SUMMARY JUDGMENT GRANTED FOR REINSURER DUE TO LACK OF PRIVITY WITH DIRECT INSURED

Plaintiff Backups Plus Computer Services, LLC (Backups) owned hard drives which failed. Plaintiff GF&C Holding Company (GF&C) was a client of Backups and stored its data on Backup’s servers. After the failure of the hard drives, Backups and GF&C both submitted claims to Harford Casualty Insurance Company (Hartford), which had issued policies to both companies. Hartford submitted a claim to its reinsurer, Hartford Steam Boiler Inspection & Insurance Company (HSB). HSB then engaged an independent analyst, LWG, to examine the hard drives and determine the cause of the failure. LWG determined that the damage was the result of normal wear and tear, not a covered risk under the policy. HSB advised Hartford that it would not pay a claim under the reinsurance agreement, and Hartford denied the claims submitted by Backups and GF&C.
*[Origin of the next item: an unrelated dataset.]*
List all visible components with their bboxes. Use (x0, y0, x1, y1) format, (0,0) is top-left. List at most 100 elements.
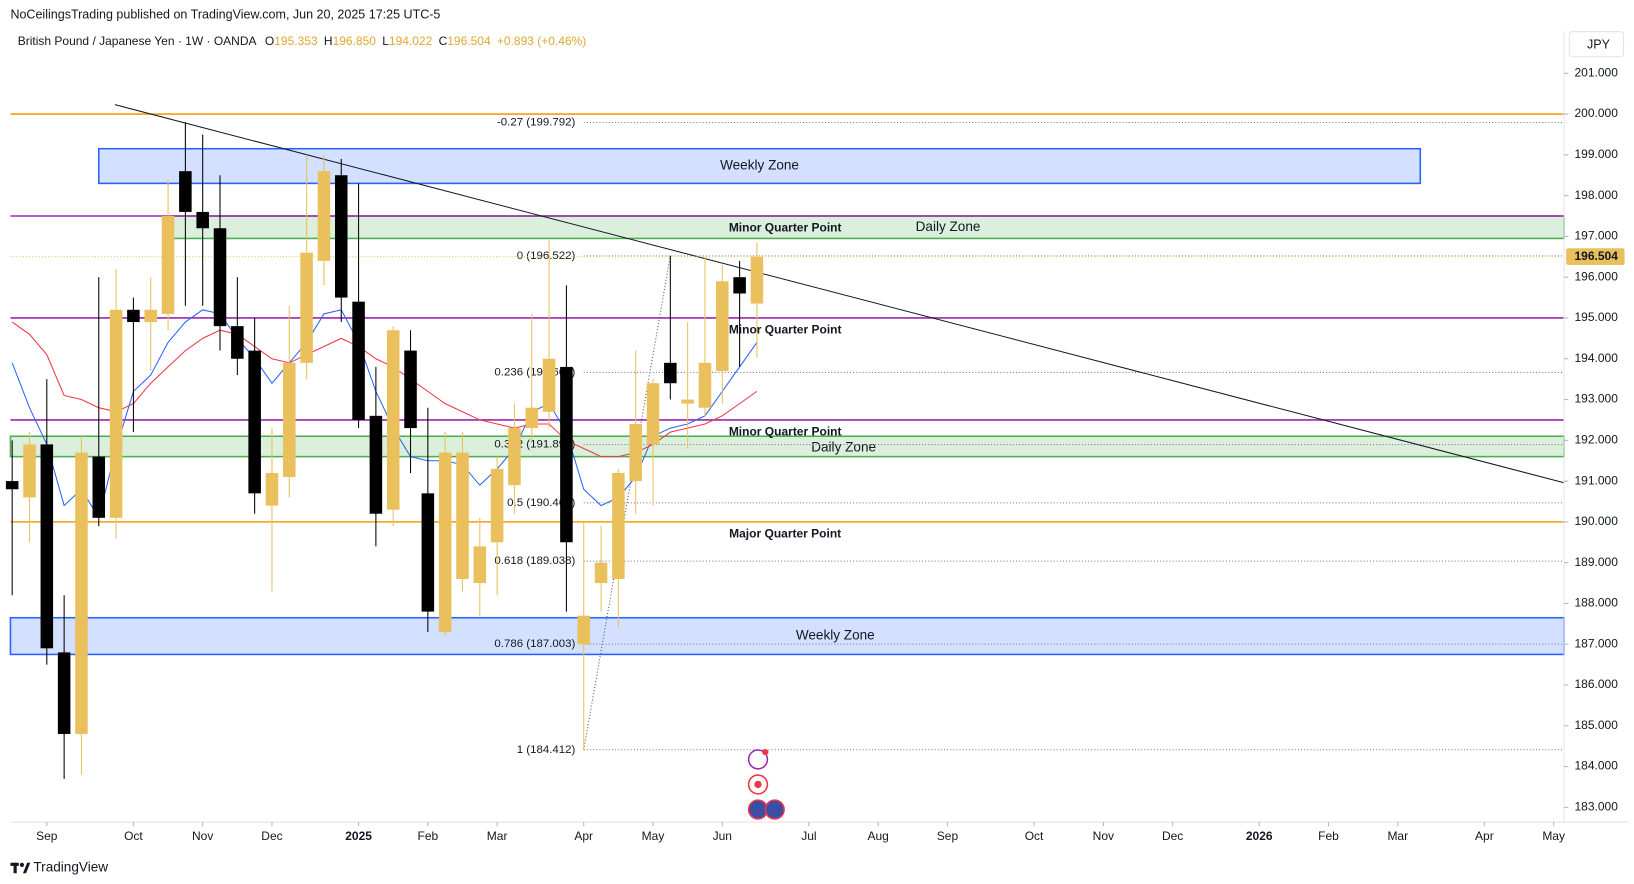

Plaintiffs sued both Hartford and HSB. The district court granted the reinsurer’s motion for summary judgment on all claims. The court noted that plaintiffs’ counsel acknowledged at oral argument that there was no privity between the plaintiffs and the reinsurer. Consequently, there was no contract that could be breached and no implied covenant of good faith and fair dealing or bad faith. GF&C Holding Co. v. Hartford Casualty Insurance Co., Case No. 11-236 (USDC D. Idaho March 15, 2013).